Можетъ быть, въ порывѣ сочувствія она невольно простерла ко мнѣ руки, произнося свои слова. Во всякомъ случаѣ, я схватилъ ихъ въ свои руки и уцѣпился за нихъ съ тѣмъ и инстинктивнымъ чувствомъ самосохраненія, съ которымъ утопающій хватается за брошенную ему веревку, окончательно погружаясь въ воду. Когда я взглянулъ въ ея полное сочувствія лицо, въ ея влажные отъ жалости глаза, голова моя перестала кружиться. Сладость человѣческаго состраданія, которое билось въ нѣжномъ пожатіи ея пальчиковъ, дала необходимую мнѣ поддержку. Ея успокоительное и убаюкивающее воздѣйствіе походило на чудодѣйственный эликсиръ.
— Да благословитъ васъ Богъ, — произнесъ я спустя нѣсколько минутъ. — Самъ Господь послалъ васъ мнѣ именно въ настоящую минуту. Не приди вы, мнѣ угрожала опасность сойти съ ума.
На глазахъ у нея показались слезы.
— О мистеръ Вестъ, — воскликнула молодая дѣвушка. — Какими безсердечными должны вы считать насъ! Какъ могли мы предоставить васъ самому себѣ на столько времени! Но теперь это прошло, не правда ли? Вамъ, навѣрное, теперь лучше?

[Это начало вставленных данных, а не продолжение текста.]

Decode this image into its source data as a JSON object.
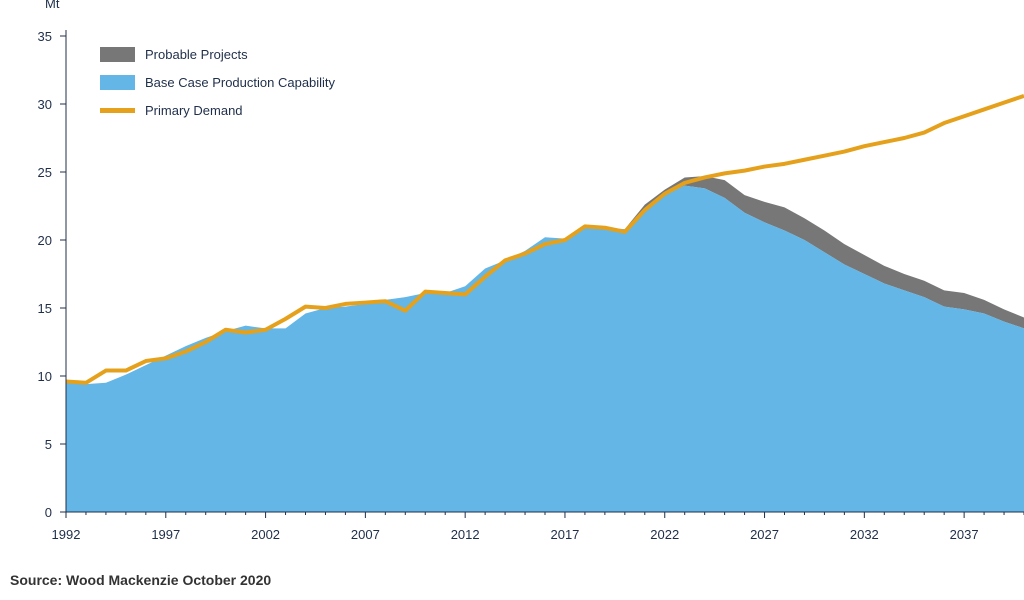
{
  "chart_data": {
    "type": "area",
    "unit_label": "Mt",
    "xlim": [
      1992,
      2040
    ],
    "ylim": [
      0,
      35
    ],
    "y_ticks": [
      0,
      5,
      10,
      15,
      20,
      25,
      30,
      35
    ],
    "x_tick_labels": [
      "1992",
      "1997",
      "2002",
      "2007",
      "2012",
      "2017",
      "2022",
      "2027",
      "2032",
      "2037"
    ],
    "x_tick_values": [
      1992,
      1997,
      2002,
      2007,
      2012,
      2017,
      2022,
      2027,
      2032,
      2037
    ],
    "legend": [
      {
        "name": "Probable Projects",
        "color": "#777777",
        "swatch": "block"
      },
      {
        "name": "Base Case Production Capability",
        "color": "#63b6e6",
        "swatch": "block"
      },
      {
        "name": "Primary Demand",
        "color": "#e5a11c",
        "swatch": "line"
      }
    ],
    "series": [
      {
        "name": "Base Case Production Capability",
        "color": "#63b6e6",
        "x": [
          1992,
          1993,
          1994,
          1995,
          1996,
          1997,
          1998,
          1999,
          2000,
          2001,
          2002,
          2003,
          2004,
          2005,
          2006,
          2007,
          2008,
          2009,
          2010,
          2011,
          2012,
          2013,
          2014,
          2015,
          2016,
          2017,
          2018,
          2019,
          2020,
          2021,
          2022,
          2023,
          2024,
          2025,
          2026,
          2027,
          2028,
          2029,
          2030,
          2031,
          2032,
          2033,
          2034,
          2035,
          2036,
          2037,
          2038,
          2039,
          2040
        ],
        "values": [
          9.5,
          9.4,
          9.5,
          10.1,
          10.8,
          11.5,
          12.2,
          12.8,
          13.3,
          13.7,
          13.5,
          13.5,
          14.6,
          15.0,
          15.1,
          15.3,
          15.6,
          15.8,
          16.1,
          16.1,
          16.6,
          17.9,
          18.5,
          19.2,
          20.2,
          20.1,
          21.0,
          20.9,
          20.8,
          22.3,
          23.3,
          24.0,
          23.8,
          23.1,
          22.0,
          21.3,
          20.7,
          20.0,
          19.1,
          18.2,
          17.5,
          16.8,
          16.3,
          15.8,
          15.1,
          14.9,
          14.6,
          14.0,
          13.5
        ]
      },
      {
        "name": "Probable Projects",
        "color": "#777777",
        "x": [
          1992,
          1993,
          1994,
          1995,
          1996,
          1997,
          1998,
          1999,
          2000,
          2001,
          2002,
          2003,
          2004,
          2005,
          2006,
          2007,
          2008,
          2009,
          2010,
          2011,
          2012,
          2013,
          2014,
          2015,
          2016,
          2017,
          2018,
          2019,
          2020,
          2021,
          2022,
          2023,
          2024,
          2025,
          2026,
          2027,
          2028,
          2029,
          2030,
          2031,
          2032,
          2033,
          2034,
          2035,
          2036,
          2037,
          2038,
          2039,
          2040
        ],
        "values": [
          0,
          0,
          0,
          0,
          0,
          0,
          0,
          0,
          0,
          0,
          0,
          0,
          0,
          0,
          0,
          0,
          0,
          0,
          0,
          0,
          0,
          0,
          0,
          0,
          0,
          0,
          0,
          0,
          0,
          0.3,
          0.4,
          0.6,
          0.9,
          1.3,
          1.3,
          1.5,
          1.7,
          1.6,
          1.6,
          1.5,
          1.4,
          1.3,
          1.2,
          1.2,
          1.2,
          1.2,
          1.0,
          0.9,
          0.8
        ]
      },
      {
        "name": "Primary Demand",
        "color": "#e5a11c",
        "x": [
          1992,
          1993,
          1994,
          1995,
          1996,
          1997,
          1998,
          1999,
          2000,
          2001,
          2002,
          2003,
          2004,
          2005,
          2006,
          2007,
          2008,
          2009,
          2010,
          2011,
          2012,
          2013,
          2014,
          2015,
          2016,
          2017,
          2018,
          2019,
          2020,
          2021,
          2022,
          2023,
          2024,
          2025,
          2026,
          2027,
          2028,
          2029,
          2030,
          2031,
          2032,
          2033,
          2034,
          2035,
          2036,
          2037,
          2038,
          2039,
          2040
        ],
        "values": [
          9.6,
          9.5,
          10.4,
          10.4,
          11.1,
          11.3,
          11.8,
          12.5,
          13.4,
          13.2,
          13.4,
          14.2,
          15.1,
          15.0,
          15.3,
          15.4,
          15.5,
          14.8,
          16.2,
          16.1,
          16.0,
          17.3,
          18.5,
          19.0,
          19.7,
          20.0,
          21.0,
          20.9,
          20.6,
          22.2,
          23.4,
          24.2,
          24.6,
          24.9,
          25.1,
          25.4,
          25.6,
          25.9,
          26.2,
          26.5,
          26.9,
          27.2,
          27.5,
          27.9,
          28.6,
          29.1,
          29.6,
          30.1,
          30.6
        ]
      }
    ]
  },
  "source_note": "Source: Wood Mackenzie October 2020"
}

— Да, — откликнулся я, — благодаря вамъ. Если вы побудете со мной еще немножко, то я скоро совсѣмъ оправлюсь.
— Само собой разумѣется, что я не уйду, — сказала она съ легкимъ содроганіемъ въ лицѣ, выдававшемъ ея симпатію яснѣе, чѣмъ могъ бы это выразить цѣлый томъ разглагольствованій. — Вы не должны считать насъ такими безсердечными, какъ это кажется съ перваго взгляда, за то, что мы васъ оставили одного. Я не спала почти всю ночь, размышляя, какъ странно будетъ вамъ проснуться сегодня утромъ; но отецъ предполагалъ, что вы заспитесь до поздняго часа. Папа совѣтовалъ вначалѣ не приставать къ вамъ съ излишними соболѣзнованіями, а лучше постараться отвлечь васъ отъ вашихъ мыслей и дать вамъ почувствовать, что вы среди друзей.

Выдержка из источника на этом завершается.